でもそんな素振りを見せて、話をこじらせるのも面倒だ。ぼくは小さな嘘を吐くことにした。
「イエス。イアは?」
「ん。わたし? わたしは……見ての通りっていうか、別居中だよー。両親には、しばらく会ってないかなあ」
はにかみの奥には、さびしさが有るような無いような。ロヴシャなら判断出来るのかもしれないけれど。
「今はここで、延法具の研究をしてるってワケね。お父さん……の仕送りを余らせたロヴが、パトロンになってくれてる感じ。実は最近ちょっとずつ利益も出せるようになってきて、いい感じなんだよーっ」
親元を離れ、住み込みで研究しているのが現状。ってことだろうか? 確かめようにも言葉が判らず、イアもそれ以上は言おうとしなかった。

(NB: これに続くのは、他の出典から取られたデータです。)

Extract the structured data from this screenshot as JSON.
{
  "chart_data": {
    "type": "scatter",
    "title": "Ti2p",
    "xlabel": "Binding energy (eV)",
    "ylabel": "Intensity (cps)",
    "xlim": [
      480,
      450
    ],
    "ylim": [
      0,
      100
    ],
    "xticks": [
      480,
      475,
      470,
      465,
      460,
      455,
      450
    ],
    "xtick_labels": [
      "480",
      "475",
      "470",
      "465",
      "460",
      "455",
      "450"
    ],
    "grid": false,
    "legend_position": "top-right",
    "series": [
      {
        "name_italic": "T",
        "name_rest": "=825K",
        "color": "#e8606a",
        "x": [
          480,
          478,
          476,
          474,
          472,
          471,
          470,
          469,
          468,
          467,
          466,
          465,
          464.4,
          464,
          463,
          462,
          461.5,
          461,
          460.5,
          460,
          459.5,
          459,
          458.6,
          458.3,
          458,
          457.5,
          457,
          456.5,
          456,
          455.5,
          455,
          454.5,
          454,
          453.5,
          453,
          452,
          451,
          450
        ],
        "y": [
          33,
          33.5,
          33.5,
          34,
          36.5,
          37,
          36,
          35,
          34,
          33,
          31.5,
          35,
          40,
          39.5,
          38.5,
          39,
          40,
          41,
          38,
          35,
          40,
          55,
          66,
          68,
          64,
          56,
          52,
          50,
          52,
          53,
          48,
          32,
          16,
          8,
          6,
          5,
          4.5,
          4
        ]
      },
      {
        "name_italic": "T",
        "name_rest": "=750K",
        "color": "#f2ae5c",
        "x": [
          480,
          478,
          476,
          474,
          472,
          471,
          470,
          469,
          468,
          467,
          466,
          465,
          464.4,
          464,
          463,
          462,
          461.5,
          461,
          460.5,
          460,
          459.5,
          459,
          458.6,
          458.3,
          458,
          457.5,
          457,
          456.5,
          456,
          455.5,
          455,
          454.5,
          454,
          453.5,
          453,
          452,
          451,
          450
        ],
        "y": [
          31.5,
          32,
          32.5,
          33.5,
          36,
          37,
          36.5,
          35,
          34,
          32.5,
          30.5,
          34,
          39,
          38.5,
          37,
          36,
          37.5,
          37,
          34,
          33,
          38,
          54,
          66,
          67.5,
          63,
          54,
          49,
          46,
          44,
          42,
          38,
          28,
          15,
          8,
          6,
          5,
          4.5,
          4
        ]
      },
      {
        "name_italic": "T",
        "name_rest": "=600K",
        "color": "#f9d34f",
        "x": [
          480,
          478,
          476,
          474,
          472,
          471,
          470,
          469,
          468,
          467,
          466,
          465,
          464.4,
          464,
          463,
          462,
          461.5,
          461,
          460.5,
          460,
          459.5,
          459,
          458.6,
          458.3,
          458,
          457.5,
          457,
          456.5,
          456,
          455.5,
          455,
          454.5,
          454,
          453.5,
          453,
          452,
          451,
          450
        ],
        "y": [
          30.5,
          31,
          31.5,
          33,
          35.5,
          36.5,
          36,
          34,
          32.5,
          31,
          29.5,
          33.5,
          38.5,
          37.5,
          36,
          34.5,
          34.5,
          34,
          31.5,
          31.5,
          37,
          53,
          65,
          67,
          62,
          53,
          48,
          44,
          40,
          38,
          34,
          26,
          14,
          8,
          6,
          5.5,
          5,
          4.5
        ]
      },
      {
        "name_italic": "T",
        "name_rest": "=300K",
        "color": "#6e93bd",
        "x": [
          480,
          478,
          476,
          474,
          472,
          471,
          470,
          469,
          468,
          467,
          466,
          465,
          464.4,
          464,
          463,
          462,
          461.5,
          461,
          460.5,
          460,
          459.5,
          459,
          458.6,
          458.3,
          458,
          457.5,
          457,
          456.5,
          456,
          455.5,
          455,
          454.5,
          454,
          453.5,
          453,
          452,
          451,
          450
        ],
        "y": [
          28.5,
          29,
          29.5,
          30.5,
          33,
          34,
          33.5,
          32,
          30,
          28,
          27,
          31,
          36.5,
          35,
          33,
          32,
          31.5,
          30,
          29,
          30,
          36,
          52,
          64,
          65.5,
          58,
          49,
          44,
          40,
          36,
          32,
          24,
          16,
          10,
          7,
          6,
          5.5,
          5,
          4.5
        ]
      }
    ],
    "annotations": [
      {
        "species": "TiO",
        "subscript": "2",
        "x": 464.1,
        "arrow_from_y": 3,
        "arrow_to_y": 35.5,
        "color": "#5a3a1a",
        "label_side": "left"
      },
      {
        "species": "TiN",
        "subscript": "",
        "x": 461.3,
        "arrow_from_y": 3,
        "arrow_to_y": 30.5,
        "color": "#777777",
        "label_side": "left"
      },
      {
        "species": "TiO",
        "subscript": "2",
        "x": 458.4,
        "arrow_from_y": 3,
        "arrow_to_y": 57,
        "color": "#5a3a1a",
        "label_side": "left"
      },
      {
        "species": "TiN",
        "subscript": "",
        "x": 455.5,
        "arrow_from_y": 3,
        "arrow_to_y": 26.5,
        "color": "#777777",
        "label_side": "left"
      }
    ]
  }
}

「レイちゃんはどーなの? 家族のことも、あんまり話したくないのかな」
目に見えるほどにびくりと強ばる。レレイウは話を振られると、頻繁にこんな反応をするんだ。それが不思議といえば、不思議だった。
「私の家族は……その」
「あーいいんだよ、無理しないで」
「いえ、その……。両親とも、いません」
反射的に、イアはばつが悪そうな顔をする。
「母は、私が幼い頃に亡くなりました。父は、行方が知れません」
「……ごめんッ!」
不思議そうなレレイウ。
「悪いこと、訊いちゃったね。辛いでしょう」
「いえ」
短く答えた表情は、先ほどのイアとは明らかに違う。
ただの無表情。
隠すわけでもなく、強がるわけでもなく。何も感じないと言わんばかりの、仮面のような顔だった。
「レイちゃん?」
その様子に、イアもまた反応を詰まらせた――その間に。
乱暴な足音が、連なって近付いてきていた。